Maybe an analytical approach could rule out many of the numbers needed to check through in accordance with the observation that 2 and 5 has to have a high representation?
2 Answers
- SamwiseLv 78 years agoFavorite Answer
While I appreciate the attempt to revise the formula to deal with repetitions of strings, and I perceive the motive behind the change, it turns out to have an unexpected result--one that I suspect shifts the preferences in an undesired direction.
My latest run of the program still has some characteristics I don't like, but it's time to report an excerpt from the output. I have edited out a lot: the program simply writes a report each time it finds a more self-divisible number (by either formula) for the digit-length it's working on. I'm omitting reports that were superseded. The fraction in brackets is the original formula, disregarding repeated substrings.
Start: Sun Jun 23 15:12:13 2013
1 (1 divisors): 1/1 [1/1]
factors:
substring divisors: 1
Up to 10: Sun Jun 23 15:12:13 2013 [4 primes found]
11 (2 divisors): 1/1 [2/3]
substring divisors: 11 1(2)
15 (4 divisors): 3/4 [3/4]
factors: 3 5
substring divisors: 1 15 5
Up to 100: Sun Jun 23 15:12:13 2013 [25 primes found]
101 (2 divisors): 2/3 [1/3]
factors:
substring divisors: 1(3) 101
125 (4 divisors): 2/3 [2/3]
factors: 5^3
substring divisors: 25 1 125 5
Up to 1000: Sun Jun 23 15:12:13 2013 [168 primes found]
1250 (10 divisors): 16/25 [16/25]
factors: 2 5^4
substring divisors: 25 50 250 2 1 1250 125 5
Up to 10000: Sun Jun 23 15:12:13 2013 [1229 primes found]
31250 (14 divisors): 10/21 [10/21]
factors: 2 5^6
substring divisors: 25 50 250 2 1 3125 1250 31250 125 5
Up to 100000: Sun Jun 23 15:12:40 2013 [9592 primes found]
100250 (16 divisors): 45/112 [27/112]
factors: 2 5^3 401
substring divisors: 25(3) 50 250(3) 2(3) 1 10025 10 100250 5
312500 (24 divisors): 7/18 [7/18]
factors: 2^2 5^7
substring divisors: 2 1 2500 31250 125 500 25 50 250 3125 1250 312500 12500 5
Up to 1000000: Sun Jun 23 15:38:18 2013 [78498 primes found]
The extra information was provided to guide me in improving the program.
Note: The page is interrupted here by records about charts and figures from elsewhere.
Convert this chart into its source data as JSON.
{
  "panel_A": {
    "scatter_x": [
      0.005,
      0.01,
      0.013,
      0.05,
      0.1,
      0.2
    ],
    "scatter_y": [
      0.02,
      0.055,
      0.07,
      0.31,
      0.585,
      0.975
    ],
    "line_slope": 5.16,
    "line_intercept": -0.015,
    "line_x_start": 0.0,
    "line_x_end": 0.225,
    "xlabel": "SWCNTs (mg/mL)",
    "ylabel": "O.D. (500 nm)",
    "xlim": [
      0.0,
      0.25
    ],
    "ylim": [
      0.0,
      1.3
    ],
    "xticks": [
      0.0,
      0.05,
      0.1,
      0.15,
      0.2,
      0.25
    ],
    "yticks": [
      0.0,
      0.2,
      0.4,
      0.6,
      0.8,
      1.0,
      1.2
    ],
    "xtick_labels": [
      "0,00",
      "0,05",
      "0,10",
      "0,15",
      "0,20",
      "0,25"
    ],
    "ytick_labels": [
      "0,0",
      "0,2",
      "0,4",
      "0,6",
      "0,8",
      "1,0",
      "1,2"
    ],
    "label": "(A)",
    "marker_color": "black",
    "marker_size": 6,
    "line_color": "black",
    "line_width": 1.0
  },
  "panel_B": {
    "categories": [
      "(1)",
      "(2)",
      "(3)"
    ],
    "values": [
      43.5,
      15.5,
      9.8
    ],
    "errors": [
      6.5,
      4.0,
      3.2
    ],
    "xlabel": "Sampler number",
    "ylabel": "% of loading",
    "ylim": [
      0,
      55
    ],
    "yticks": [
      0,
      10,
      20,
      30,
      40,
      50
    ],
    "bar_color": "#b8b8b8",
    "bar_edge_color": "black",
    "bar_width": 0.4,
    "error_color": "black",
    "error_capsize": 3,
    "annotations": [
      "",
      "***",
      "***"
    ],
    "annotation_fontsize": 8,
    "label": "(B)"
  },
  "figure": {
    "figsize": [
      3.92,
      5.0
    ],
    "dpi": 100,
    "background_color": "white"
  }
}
The timestamps are the most worrisome item: it took the computer about 58 times as long to scale up from 5 to 6 digits. I can shrink that by taking out some of the information-gathering, to bring that down from an unacceptable 25-hour run to obtain 7-digit results to a potentially acceptable overnight run.
Before I do so, we need to settle on the most desirable formula for comparing self-divisibility. The old formula picked 312500 as the best 6-digit number.
The new one, attempting to take into account repetitions of the same string, picked 100250. The reason is leading zeros: each of the substrings 2, 5, 25, 250 also appeared with one and two leading zeros. That's the reason each of those divisors got counted three times.
I could go back to ignoring repetitions, or use the formula with repetitions (which IMO overly favors numbers with early strings of zeros), or apply a new adapted formula. But I can't attempt a decent attack on the 7-digit range without restricting it to a single formula, unless we port the program from my computer to something more powerful, or more able to run the problem in background over a long time. The program is in Perl.
- az_lenderLv 78 years ago
You should possibly contribute this problem either to "Mathematics Magazine" or to the "American Mathematical Monthly." Both carry (or at least, used to carry) monthly sections of what by Yahoo! standards would be considered advanced questions. Your question is quite interesting, but way beyond the capabilities of most respondents, and of the few persons who might be ABLE to solve it, probably none of them would make the effort to solve it here, whereas they might do so if they thought their names would appear in a magazine that's actually published on paper and filed in libraries.